Sengoku Collection / Parallel World Samurai Episode #04 Anime Review

Sengoku Collection / Parallel World Samurai Episode #04 Anime Review Warning – work of fiction ahead!

What They Say:
Without the help of her retainer, Date Masamune is easily tricked when she arrives in modern day Japan. After being thrown in jail, she remembers the life and power she once had. Will she be able to break out or will Nobunga take her secret treasure before then.

The Review:
Content: (please note that content portions of a review may contain spoilers)
With a few of the well known names having been dealt with so far, it’s only natural that the fourth episode of the series introduces us to Date Masamune. Her arrival in the world has certainly not gone anywhere as well as the others as she’s found herself working for some yakuza, which in turn has gotten her picked up by the cops and now thrown in prison. Which is why we have a cute little disclaimer at the start of the episode that this is entirely a work of fiction and no real prisons were used as models for this story. Which is just humorous to have before a show that deals with mighty warriors from the past via a parallel world where they were girls thrust into our present. Yes, let’s remind the viewers that we’re not dealing with reality here.

With Masamune having no real clue about the modern world as she doesn’t even know what a cop is, prison is going to be both rough and useful for her. It can give her that brief bit of an education but also provide a world that she’s familiar with to some degree due to the cruelty and how it all works. While she’s in there, we get the flashbacks both to her far flung past where she’s a kind of disconnected leader, one who prefers to let people under her handle things, and to the present as well where she’s brought into the yakuza because of her strength and how she carries herself, which in turn leads to her arrest. It’s an interesting series of movements overall, especially in comparison to the others who have been transported here, because she’s the one who didn’t nearly immediately give up on the kind of life she had but rather continued to live by force.

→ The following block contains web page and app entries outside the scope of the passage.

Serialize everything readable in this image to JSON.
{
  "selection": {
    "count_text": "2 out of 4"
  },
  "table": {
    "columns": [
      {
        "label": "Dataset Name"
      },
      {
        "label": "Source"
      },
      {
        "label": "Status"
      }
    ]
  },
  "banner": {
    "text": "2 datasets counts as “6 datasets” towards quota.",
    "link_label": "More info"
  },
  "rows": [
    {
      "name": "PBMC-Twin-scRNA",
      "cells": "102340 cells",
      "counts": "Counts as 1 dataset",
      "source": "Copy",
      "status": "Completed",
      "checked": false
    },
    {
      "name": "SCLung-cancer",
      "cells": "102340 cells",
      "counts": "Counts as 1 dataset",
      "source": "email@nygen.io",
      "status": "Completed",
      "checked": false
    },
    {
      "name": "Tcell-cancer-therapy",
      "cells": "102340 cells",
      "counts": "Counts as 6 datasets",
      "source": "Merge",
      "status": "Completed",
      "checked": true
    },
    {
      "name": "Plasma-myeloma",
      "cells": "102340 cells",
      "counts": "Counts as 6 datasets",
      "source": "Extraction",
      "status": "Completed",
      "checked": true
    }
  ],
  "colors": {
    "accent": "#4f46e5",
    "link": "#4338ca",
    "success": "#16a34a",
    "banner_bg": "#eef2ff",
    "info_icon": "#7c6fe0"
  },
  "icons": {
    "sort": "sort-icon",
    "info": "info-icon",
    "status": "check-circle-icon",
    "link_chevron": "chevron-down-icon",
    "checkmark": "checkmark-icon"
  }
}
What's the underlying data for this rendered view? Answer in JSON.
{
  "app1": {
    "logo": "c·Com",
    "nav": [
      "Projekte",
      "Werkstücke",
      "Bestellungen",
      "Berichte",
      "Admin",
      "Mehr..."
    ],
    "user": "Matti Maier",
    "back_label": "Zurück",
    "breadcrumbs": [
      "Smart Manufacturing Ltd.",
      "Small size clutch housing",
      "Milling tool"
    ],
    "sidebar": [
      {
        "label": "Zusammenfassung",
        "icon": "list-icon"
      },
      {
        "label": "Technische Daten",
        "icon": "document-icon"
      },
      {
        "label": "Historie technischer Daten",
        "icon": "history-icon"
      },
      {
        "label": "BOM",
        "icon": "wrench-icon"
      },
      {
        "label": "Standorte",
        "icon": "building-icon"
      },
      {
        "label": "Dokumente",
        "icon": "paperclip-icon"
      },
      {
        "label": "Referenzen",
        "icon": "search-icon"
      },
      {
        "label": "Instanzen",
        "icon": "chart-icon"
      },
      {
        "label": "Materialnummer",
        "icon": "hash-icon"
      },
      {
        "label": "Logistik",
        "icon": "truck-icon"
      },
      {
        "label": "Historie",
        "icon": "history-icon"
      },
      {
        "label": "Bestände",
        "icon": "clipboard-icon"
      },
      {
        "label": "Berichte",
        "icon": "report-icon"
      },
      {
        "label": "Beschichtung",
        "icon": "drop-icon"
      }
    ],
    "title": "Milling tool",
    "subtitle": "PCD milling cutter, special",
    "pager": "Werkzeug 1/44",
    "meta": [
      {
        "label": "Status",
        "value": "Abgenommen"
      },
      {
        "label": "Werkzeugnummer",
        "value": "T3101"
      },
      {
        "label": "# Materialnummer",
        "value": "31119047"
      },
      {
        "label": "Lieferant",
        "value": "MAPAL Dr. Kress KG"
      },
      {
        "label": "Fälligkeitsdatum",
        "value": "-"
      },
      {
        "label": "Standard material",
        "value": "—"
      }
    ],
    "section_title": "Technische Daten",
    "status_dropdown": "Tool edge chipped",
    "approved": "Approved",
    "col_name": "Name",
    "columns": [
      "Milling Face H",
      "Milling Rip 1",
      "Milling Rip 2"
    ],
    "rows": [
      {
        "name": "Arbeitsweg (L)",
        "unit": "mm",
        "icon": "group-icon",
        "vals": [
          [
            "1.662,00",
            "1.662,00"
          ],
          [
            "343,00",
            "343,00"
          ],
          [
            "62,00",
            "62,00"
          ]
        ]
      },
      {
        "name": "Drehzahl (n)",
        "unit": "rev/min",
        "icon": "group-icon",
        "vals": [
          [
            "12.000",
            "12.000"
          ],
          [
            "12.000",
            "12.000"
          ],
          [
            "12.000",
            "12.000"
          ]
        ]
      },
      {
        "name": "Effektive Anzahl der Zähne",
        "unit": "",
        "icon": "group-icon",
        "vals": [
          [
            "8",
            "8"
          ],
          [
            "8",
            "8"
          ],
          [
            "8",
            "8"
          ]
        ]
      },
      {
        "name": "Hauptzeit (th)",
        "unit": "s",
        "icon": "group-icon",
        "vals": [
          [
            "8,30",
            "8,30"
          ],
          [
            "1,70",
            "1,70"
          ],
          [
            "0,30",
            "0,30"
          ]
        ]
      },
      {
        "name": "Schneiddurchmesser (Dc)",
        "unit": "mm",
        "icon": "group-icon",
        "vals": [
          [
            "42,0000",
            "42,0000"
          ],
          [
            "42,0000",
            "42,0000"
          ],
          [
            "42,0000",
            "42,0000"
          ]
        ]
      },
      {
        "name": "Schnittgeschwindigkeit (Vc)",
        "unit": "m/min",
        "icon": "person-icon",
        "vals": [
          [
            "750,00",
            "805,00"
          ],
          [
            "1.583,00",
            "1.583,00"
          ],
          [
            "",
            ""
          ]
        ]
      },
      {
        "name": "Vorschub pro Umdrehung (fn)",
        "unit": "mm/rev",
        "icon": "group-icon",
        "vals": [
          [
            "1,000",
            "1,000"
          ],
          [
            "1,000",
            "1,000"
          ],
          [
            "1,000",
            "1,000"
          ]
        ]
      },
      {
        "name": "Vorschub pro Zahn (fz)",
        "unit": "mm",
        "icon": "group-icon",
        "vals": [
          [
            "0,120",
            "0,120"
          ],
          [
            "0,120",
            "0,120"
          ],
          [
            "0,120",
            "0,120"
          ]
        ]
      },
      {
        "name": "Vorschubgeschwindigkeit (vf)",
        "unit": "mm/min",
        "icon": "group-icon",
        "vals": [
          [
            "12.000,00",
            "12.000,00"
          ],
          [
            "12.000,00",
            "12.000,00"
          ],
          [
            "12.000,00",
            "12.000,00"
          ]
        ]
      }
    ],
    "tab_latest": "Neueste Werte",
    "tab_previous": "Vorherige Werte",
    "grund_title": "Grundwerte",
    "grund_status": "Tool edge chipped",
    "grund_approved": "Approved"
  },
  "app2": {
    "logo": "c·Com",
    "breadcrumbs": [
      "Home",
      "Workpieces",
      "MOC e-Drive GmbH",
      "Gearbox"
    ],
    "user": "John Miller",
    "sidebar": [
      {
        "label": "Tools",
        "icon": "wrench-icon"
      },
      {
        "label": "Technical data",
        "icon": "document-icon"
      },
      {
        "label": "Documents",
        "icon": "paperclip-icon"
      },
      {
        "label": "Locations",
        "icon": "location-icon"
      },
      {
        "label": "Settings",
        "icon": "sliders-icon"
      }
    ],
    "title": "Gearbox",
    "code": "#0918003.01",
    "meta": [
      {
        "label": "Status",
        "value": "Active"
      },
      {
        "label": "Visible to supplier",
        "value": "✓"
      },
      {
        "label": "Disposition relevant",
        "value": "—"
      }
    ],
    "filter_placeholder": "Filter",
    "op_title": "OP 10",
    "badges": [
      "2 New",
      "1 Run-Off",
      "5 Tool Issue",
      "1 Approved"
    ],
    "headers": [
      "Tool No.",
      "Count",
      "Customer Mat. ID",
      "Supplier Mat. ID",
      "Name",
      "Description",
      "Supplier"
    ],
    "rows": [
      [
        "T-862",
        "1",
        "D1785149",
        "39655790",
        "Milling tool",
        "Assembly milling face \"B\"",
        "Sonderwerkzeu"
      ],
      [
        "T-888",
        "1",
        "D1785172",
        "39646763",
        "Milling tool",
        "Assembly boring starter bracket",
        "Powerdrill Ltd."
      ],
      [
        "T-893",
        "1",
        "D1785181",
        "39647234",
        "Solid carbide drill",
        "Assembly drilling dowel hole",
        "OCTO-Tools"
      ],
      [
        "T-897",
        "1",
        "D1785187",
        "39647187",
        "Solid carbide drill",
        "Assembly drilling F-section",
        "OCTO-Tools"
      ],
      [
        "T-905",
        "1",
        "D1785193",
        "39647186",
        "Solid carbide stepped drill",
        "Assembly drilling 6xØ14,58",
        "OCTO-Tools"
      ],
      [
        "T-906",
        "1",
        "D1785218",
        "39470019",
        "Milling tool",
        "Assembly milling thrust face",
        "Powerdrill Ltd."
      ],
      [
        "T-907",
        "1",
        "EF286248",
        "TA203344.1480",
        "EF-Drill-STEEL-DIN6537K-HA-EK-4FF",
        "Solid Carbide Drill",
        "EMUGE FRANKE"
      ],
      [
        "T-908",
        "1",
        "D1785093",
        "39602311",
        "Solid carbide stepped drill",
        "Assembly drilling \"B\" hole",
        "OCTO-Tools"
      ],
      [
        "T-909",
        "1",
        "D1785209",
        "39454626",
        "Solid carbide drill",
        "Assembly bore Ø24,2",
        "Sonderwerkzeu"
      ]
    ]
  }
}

Life on the inside of a women’s prison like this is definitely tough and they make no bones about it with how the women are cruel to each other and as Masamune spends her days doing things such as digging holes and then filling them in. She carries herself well for what it is, her position always a strong part of who she is, but even she can be pushed in a situation like this. Unsurprisingly, her presence there eventually does inspire a riot, but she has her larger goal in mind in getting out, which is what leads us back to what we’ve seen in each episode with how Nobunaga is manipulating things now. Seeing Masamune getting back into the real world with the way she looks is definitely humorous, but they pair it with a perfect piece of music that makes it compelling to watch in a really fun way. It goes back to an old school style as she deals with her debts, leaving you grinning the whole way.

In Summary:
There’s a part of me that continues to be surprised that I’m enjoying this series, or that this series is even being made, because its structure and style just feels very odd and unusual. It may be playing to certain formulaic aspects but it’s working through a bigger storyline as well. And introducing things piecemeal like this, with each character getting their own episode for the moment at least, really does allow each of them to stand on their own rather than how they interact with Nobunaga or some other constant character that is the lead. That’s the big selling point for me now, in addition to the great character designs and fun animation, as you really get a self contained episode about that particular warrior (or pairing) in the present and how they’re adjusting to things. Or not. Masamune brings a darker side to the table and it works well for the character and the series as a whole so far.

Grade: B

Streamed By: Crunchyroll

Review Equipment:
Sony KDS-R70XBR2 70″ LCoS 1080P HDTV, Dell 10.1 Netbook via HDMI set to 1080p, Onkyo TX-SR605 Receiver and Panasonic SB-TP20S Multi-Channel Speaker System With 100-Watt Subwoofer.